Hace unos días, en un programa televisivo de máxima audiencia, un grupo de periodistas debatía sobre cuál es el mejor modo posible de enfocar una cobertura tan polémica como la del juicio de los líderes independentistas. En conjunto, todos admitían que hay tantos tratamientos posibles como líneas editoriales, algo que resulta difícil de objetar. Sin embargo, algunos de ellos, tras desempeñar cargos de la máxima responsabilidad en sus empresas, llegaban al extremo de afirmar que la objetividad, simplemente, no existe. Este aserto, lejos de representar una posición minoritaria, se ha convertido en un lugar común. Sin una verdad objetivable, todo está teñido por el filtro de la subjetividad; incluso los hechos, que en la tradición anglosajona son «sagrados», frente a unas opiniones más «libres».

La batalla entre relativismo y realismo es un pleito viejo que se remonta a los orígenes del pensamiento. Aristóteles, en su pugna con los sofistas, frente a su negativa a afirmar nada, llegó a recomendarles el silencio de las plantas. Pero, como los seres humanos tenemos la necesidad imperiosa de comunicarnos, al final acabamos transmitiendo una visión del mundo con la esperanza de que trascienda el límite de las palabras. Incluso un pragmático como Richard Rorty admite en Objetividad, realismo y verdad que la búsqueda de una verdad compartida acaba funcionando como desiderata de toda comunicación. Así ha sido también en el periodismo, donde ese anhelo ha presidido el afán por dejar de lado prejuicios, intereses y presiones. La renuncia explícita al frontispicio de la objetividad supone, en la práctica, apagar la luz de las redacciones y dejar a los profesionales solos con el reflejo de sus pantallas al albur del sesgo más propicio.

Buena muestra de ello es la proliferación del activismo en la profesión. El periodista, liberado de la «verdad objetiva» puede entregarse así a una causa --sea esta la justicia social, el bien de la nación o cualquiera otra--, cuando no a la simple persecución del éxito y el reconocimiento personal. Sin ir más lejos, la pasada semana el ministro de Exteriores, Josep Borrell, se enfrentó a una entrevista paradigmática en un espacio alemán que lleva por ilustrativo título Zona de conflicto. En ella, un periodista británico, Tim Sebastian, desplegó una panoplia de preguntas incisivas con el denominador común del conflicto entre Cataluña y España. En un determinado momento, Borrell amagó con abandonar el plató, en un error impropio de alguien que ostenta su responsabilidad. Sin embargo, la denuncia del de la Pobla de Segur era pertinente: el periodista había renunciado a reflejar los diferentes puntos de vista para abrazar un argumentario falaz. No existe, ni en el CIS ni en ninguna otra encuesta oficial, un consenso del 70% en torno a la reforma de la Constitución para cambiar el sistema territorial (por no entrar ya en otras cuestiones como las aguas de Gibraltar, donde Sebastian ha sido desmentido por una de sus citas, por el diplomático José Antonio Yturriaga). Lamentablemente, algunos profesionales han alcanzado notoriedad elevando el género de la entrevista a la categoría de asalto en un cruce de caminos, donde un mal lance puede acabar con la reputación del entrevistado.

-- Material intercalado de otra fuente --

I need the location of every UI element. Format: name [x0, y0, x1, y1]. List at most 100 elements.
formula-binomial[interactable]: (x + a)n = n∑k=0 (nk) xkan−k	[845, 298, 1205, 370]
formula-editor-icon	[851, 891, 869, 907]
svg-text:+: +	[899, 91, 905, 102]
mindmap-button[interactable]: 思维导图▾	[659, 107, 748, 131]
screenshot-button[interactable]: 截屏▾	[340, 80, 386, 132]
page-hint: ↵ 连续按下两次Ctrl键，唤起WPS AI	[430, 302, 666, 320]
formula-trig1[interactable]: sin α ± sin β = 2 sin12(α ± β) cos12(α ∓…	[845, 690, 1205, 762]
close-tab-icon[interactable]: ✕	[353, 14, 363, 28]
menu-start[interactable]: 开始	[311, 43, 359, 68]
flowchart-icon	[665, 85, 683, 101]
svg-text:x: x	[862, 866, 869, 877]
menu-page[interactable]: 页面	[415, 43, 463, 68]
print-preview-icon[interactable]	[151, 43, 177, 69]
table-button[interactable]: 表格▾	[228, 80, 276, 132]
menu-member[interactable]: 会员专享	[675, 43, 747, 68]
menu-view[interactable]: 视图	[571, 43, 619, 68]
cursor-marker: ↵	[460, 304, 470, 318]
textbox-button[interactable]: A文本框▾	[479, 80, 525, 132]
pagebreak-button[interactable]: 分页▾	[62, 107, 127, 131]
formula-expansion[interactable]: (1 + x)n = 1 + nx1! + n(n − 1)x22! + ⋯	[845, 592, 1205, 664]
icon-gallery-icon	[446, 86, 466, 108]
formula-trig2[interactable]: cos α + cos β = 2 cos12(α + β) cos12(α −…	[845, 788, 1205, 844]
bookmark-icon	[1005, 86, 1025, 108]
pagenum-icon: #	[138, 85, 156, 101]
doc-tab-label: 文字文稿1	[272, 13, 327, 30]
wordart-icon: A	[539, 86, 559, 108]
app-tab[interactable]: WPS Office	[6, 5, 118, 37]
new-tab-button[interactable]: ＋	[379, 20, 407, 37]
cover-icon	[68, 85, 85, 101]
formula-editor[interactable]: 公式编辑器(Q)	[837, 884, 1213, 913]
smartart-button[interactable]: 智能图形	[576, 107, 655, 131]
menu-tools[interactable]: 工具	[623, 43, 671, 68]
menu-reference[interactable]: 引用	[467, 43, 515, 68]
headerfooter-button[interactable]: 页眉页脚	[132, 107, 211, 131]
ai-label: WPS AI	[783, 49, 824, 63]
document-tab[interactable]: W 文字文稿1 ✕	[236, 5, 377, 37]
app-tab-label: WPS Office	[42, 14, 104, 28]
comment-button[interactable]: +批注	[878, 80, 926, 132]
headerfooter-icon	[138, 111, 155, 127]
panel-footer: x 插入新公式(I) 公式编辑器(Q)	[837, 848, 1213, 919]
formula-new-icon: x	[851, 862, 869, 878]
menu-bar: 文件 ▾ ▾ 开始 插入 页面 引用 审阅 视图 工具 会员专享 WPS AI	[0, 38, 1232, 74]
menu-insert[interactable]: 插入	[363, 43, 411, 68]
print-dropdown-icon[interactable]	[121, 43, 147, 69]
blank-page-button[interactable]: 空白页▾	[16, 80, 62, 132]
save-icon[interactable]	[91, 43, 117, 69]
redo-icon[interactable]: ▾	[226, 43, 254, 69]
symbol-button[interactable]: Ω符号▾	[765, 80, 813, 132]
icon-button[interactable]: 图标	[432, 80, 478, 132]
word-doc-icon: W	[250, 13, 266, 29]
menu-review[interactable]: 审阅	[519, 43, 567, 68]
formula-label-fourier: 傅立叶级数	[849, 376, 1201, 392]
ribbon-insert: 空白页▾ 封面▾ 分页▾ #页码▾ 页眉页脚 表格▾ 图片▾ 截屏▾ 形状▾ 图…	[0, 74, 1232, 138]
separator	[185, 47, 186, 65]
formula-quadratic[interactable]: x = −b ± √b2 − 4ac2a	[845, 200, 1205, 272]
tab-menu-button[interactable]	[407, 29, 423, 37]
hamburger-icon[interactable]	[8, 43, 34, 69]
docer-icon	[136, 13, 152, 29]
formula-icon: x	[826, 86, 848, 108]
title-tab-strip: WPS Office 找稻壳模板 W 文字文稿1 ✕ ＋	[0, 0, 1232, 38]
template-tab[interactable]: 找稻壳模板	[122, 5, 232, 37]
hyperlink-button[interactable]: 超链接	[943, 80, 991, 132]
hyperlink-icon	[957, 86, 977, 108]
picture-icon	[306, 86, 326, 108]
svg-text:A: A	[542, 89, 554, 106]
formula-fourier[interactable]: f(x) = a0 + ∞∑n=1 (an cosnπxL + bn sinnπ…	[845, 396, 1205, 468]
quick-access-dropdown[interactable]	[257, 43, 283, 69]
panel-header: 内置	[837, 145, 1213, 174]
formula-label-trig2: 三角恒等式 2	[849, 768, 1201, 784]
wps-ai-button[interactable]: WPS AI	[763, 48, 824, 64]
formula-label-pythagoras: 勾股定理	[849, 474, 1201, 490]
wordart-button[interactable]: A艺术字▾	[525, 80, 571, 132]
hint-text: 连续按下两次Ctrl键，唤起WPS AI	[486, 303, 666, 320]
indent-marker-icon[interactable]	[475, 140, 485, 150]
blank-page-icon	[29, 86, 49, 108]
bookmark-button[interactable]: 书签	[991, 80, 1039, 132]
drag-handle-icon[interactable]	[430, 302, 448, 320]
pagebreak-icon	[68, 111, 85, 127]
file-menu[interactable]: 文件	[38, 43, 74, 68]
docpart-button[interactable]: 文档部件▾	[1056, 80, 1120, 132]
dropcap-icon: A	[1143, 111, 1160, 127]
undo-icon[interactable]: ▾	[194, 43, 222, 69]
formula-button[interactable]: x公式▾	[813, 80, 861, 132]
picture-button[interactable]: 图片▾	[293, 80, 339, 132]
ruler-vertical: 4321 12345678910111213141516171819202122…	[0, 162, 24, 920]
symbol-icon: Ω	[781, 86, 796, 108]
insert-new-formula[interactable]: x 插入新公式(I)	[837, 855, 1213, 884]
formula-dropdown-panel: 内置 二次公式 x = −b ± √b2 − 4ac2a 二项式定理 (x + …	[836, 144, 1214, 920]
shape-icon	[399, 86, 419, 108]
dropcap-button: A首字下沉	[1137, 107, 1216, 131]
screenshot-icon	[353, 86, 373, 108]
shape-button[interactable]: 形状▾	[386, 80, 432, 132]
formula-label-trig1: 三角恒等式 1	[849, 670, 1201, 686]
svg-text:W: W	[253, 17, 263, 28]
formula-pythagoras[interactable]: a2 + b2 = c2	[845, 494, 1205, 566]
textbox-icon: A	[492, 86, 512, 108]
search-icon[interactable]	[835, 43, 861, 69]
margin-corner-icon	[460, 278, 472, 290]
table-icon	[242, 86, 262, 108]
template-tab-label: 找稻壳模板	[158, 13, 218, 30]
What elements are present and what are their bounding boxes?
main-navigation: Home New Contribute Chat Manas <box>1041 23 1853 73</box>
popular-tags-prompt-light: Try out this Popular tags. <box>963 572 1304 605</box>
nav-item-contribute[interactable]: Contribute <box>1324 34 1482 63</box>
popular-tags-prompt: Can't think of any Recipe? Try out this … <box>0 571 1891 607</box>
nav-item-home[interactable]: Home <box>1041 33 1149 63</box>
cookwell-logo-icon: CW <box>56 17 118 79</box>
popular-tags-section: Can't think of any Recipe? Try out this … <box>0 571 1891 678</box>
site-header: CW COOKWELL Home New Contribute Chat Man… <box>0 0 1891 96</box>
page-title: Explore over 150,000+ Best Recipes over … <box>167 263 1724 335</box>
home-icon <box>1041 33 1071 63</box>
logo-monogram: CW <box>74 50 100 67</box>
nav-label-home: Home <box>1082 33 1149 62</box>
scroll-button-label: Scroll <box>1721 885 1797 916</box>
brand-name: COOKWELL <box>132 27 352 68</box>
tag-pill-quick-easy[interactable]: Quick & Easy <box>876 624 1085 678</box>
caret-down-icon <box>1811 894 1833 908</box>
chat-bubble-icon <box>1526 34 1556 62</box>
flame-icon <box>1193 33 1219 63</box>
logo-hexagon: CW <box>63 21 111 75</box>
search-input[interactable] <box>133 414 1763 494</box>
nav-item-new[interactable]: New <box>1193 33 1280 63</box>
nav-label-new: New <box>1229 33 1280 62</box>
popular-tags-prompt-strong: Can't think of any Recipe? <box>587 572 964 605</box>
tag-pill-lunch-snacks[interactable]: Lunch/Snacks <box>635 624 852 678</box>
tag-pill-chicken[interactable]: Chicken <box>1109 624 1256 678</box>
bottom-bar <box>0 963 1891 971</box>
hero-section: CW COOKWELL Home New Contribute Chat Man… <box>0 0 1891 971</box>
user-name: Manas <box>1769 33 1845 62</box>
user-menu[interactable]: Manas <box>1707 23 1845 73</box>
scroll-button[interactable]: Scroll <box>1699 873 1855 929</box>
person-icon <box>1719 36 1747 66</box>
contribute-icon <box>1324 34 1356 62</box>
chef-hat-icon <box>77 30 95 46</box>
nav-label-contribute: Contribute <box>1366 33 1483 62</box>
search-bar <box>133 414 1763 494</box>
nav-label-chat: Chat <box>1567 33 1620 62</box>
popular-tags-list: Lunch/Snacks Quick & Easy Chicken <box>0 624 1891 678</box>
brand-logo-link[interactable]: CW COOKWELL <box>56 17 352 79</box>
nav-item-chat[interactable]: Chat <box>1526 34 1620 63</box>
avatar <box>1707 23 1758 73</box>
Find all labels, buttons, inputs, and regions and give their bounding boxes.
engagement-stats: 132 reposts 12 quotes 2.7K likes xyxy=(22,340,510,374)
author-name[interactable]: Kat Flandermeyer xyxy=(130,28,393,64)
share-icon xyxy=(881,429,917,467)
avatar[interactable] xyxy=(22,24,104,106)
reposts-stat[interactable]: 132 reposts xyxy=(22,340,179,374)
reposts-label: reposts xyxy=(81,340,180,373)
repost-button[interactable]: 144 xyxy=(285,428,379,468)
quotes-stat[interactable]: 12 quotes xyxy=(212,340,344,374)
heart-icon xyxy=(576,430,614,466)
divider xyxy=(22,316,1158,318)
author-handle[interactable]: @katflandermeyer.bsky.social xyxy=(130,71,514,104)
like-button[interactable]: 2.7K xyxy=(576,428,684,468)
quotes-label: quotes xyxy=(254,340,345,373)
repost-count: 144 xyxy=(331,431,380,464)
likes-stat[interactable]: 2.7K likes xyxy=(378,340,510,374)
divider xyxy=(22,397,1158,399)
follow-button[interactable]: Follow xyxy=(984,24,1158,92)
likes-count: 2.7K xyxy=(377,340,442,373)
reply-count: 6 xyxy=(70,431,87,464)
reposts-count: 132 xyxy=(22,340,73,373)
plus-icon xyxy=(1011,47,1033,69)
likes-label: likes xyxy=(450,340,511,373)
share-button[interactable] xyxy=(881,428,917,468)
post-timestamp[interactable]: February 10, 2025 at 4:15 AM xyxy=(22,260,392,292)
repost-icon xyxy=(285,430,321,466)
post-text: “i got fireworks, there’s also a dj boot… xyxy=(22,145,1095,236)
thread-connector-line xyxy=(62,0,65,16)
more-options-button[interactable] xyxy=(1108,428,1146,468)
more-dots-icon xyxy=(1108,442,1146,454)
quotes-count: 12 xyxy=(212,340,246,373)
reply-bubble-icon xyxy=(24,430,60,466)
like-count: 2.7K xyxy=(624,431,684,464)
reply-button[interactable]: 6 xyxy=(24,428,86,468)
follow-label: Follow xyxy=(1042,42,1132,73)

Durante los últimos días, el caso de Juana Rivas --la madre granadina que se fugó con sus dos hijos en el verano del 2016 escapando de un marido maltratador-- ha vuelto a los periódicos. Una vez que la Justicia italiana ha concedido la custodia de los pequeños al padre y la española ha condenado en primera instancia a la madre, ha acabado apareciendo el parte de lesiones realizado a Francesco Arcuri tras ser detenido en el 2009. Podrá alegarse que se trata de un intento de reparar, a toro pasado, la falta de objetividad de una cobertura marcada por un determinado clima social que llegó a movilizar a millares de personas y a deca-ntar la opinión de muchos líderes políticos. Sin embargo, un análisis aséptico de los hechos revela una realidad más inquietante tras esta filtración: la principal novedad, entre una información y otra, ha sido el cambio político al frente de la Junta. Allá por el lejano siglo II a.C., Terencio advertía que el «servilismo produce amigos; la verdad, odio».